The first order of business had been to learn about the goals and practices of each respective organization. With the exception of the Daughters of Bilitis, every homophile organization had a predominantly male membership and, not surprisingly, directed its concern at problems believed to be faced mostly by gay men: police harassment, unequal law enforcement, and harsh penalties for practices of solicitation or public sex. The Daughters of Bilitis wanted confirmation that the conference would “be as concerned about women’s civil rights as [it would be about] male homosexuals’ civil liberties.” Additionally, groups were working to end discrimination in government employment and the military (including obtaining security clearances), to abolish sodomy laws, and to address the prevailing belief that homosexuality was a sickness.
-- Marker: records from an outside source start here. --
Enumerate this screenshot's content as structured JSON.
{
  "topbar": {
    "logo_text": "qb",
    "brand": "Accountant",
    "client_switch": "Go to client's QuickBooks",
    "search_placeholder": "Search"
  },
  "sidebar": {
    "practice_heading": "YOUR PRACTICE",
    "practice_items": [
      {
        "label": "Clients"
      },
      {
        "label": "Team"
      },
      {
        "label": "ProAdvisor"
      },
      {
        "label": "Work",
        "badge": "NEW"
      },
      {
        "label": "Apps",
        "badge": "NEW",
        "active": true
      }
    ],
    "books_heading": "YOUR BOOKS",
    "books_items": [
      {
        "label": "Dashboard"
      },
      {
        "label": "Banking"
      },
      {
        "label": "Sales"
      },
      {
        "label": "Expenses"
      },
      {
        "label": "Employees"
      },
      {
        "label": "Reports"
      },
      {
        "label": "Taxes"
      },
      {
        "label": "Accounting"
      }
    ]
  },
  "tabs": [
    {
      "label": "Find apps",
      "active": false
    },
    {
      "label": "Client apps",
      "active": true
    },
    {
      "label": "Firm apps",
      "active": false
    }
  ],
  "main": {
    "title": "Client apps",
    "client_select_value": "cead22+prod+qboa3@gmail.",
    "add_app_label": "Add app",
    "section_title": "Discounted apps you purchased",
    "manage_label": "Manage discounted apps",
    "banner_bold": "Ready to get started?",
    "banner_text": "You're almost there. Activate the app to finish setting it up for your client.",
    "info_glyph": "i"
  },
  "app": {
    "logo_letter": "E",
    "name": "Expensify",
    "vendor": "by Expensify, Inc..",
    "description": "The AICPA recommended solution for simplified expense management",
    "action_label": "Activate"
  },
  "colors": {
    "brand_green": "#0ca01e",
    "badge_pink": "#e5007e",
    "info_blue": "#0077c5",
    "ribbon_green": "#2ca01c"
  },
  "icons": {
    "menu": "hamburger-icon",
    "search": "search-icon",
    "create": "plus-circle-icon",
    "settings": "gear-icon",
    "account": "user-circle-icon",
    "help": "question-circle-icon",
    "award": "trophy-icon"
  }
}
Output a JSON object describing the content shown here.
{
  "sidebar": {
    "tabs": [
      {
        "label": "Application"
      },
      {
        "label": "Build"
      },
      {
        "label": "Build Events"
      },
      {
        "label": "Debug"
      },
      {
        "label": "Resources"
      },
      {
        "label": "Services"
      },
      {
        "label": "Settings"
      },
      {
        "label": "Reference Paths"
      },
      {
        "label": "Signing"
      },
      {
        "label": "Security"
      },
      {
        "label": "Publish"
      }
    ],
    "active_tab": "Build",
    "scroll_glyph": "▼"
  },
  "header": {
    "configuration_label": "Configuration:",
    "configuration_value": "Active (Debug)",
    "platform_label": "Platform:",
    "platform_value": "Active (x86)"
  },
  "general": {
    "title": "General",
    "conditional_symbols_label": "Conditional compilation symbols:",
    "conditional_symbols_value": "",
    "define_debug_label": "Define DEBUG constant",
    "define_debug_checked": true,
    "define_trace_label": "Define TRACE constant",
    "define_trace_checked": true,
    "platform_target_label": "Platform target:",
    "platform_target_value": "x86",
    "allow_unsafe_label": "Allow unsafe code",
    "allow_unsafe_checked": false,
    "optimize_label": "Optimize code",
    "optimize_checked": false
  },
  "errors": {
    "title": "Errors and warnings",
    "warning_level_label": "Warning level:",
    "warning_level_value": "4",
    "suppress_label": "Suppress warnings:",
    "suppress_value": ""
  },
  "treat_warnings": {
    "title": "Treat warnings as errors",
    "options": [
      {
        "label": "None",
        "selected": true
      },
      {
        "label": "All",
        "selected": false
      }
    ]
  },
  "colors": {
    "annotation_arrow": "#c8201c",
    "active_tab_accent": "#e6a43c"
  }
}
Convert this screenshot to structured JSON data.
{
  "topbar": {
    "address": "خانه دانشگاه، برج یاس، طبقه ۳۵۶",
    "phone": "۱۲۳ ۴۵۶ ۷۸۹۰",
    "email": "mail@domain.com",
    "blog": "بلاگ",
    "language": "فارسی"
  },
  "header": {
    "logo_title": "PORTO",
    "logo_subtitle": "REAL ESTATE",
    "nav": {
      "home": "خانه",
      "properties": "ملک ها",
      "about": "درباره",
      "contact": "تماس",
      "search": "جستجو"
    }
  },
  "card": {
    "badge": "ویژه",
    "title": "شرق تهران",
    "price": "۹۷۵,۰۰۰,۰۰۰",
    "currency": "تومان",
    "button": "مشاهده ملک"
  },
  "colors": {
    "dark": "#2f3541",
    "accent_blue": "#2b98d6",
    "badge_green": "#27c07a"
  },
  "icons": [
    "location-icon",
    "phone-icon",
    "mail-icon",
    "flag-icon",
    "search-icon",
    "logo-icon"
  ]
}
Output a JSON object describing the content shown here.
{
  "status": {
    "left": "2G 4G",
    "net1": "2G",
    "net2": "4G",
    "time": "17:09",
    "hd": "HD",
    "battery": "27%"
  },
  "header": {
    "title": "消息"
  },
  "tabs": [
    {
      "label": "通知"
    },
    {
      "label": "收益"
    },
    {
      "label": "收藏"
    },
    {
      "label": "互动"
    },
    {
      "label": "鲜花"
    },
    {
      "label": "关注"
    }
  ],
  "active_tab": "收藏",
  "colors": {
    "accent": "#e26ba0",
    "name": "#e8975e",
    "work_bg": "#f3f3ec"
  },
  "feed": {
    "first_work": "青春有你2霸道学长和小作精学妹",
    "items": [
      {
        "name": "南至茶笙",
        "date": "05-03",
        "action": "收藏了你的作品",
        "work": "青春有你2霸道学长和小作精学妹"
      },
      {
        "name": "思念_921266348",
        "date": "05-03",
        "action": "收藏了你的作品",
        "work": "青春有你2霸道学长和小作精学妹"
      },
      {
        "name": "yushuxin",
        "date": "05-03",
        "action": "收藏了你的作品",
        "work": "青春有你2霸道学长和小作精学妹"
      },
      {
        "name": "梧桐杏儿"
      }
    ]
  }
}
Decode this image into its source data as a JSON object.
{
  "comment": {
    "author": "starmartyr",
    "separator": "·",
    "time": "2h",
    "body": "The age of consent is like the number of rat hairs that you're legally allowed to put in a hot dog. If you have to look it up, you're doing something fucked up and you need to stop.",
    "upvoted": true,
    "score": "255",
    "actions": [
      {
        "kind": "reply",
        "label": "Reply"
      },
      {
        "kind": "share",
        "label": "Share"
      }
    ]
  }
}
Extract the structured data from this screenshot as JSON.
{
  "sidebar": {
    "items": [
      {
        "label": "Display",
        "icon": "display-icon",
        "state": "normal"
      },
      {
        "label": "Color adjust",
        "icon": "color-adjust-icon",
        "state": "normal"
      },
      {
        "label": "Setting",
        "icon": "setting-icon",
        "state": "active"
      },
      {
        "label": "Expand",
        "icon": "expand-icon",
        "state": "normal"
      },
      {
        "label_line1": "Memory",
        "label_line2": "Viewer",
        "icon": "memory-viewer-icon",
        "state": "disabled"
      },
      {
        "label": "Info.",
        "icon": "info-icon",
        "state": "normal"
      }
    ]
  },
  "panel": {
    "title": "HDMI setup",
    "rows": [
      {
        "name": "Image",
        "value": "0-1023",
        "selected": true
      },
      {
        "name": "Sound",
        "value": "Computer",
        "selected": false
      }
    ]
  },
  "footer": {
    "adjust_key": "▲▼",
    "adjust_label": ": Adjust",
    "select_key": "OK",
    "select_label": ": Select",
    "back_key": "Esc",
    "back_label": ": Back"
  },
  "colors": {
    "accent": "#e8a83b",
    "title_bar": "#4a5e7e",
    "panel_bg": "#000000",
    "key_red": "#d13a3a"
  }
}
Some organizations came with the understanding that the conference was simply a forum for communication on such issues, while others came with the distinct hope to start a unified national front, but only four of the organizations granted their delegates voting authority.

Constituents agreed to establish a legal defense fund (in principle only), to hold a nationwide protest on Armed Forces Day (May 21), to publish a work on various aspects of homosexuality, and to produce a pact of cooperation to open communication and to update one another through publications, by-laws, and constitutions. The conference issued a statement to the press that “objective research projects undertaken thus far have indicated that findings of homosexual undesirability are based on opinion, value judgments or emotional reaction rather than scientific evidence or fact” and that “each homosexual should be judged as an individual.” Finally, attendees agreed to hold another conference, in San Francisco, in August of the same year.

Significance

The conference in Kansas City marked the birth of the first concerted effort toward a national interorganizational GLBT rights movement. The planning conference continued to meet and became the North American Conference of Homophile Organizations (NACHO). The coalition promoted an unprecedented amount of communication and collaboration that did not see reproach. New organizations surfaced, and new individuals joined the movement after the conference. By 1967, NACHO claimed a membership of six thousand individuals and organizations. The first national day of protest was held as scheduled on May 21, and a legal defense fund was established in San Francisco.

The national day of protest, the founding of the legal defense fund, and further intergroup actions fostered through NACHO brought attention to injustice toward gays and lesbians. Between 1966 and 1969, for cases concerning dismissals from civil service, courts started to demand from prosecutors evidence other than the charge of “immoral conduct” between consenting adults in private.

NACHO would convene five more times: San Francisco in 1966, Washington, D.C., in 1967, Chicago in 1968, Kansas City in 1969, and San Francisco in 1970. The organization had fostered an environment that emboldened young leaders and laid the groundwork for a more radical GLBT movement, which was sparked into action by the 1969 Stonewall Rebellion in New York City.

Bibliography

Blasius, Mark, and Shane Phelan. We Are Everywhere. New York: Routledge, 1997.

DeLeon, David, ed. Leaders from the 1960’s: A Biographical Sourcebook of American Activism. Westport, Conn.: Greenwood Press, 1994.

D’Emilio, John. Sexual Politics, Sexual Communities: The Making of a Homosexual Minority in the United States, 1940-1970. 2d ed. Chicago: University of Chicago Press, 1998.

Duberman, Martin B. Stonewall. New York: Dutton, 1993.

Marcus, Eric. Making Gay History: The Half Century Fight for Lesbian and Gay Equal Rights. New York: HarperCollins, 2002.

Rimmerman, Craig A., Kenneth D. Wald, and Clyde Wilcox, eds. The Politics of Gay Rights. Chicago: University of Chicago Press, 2000.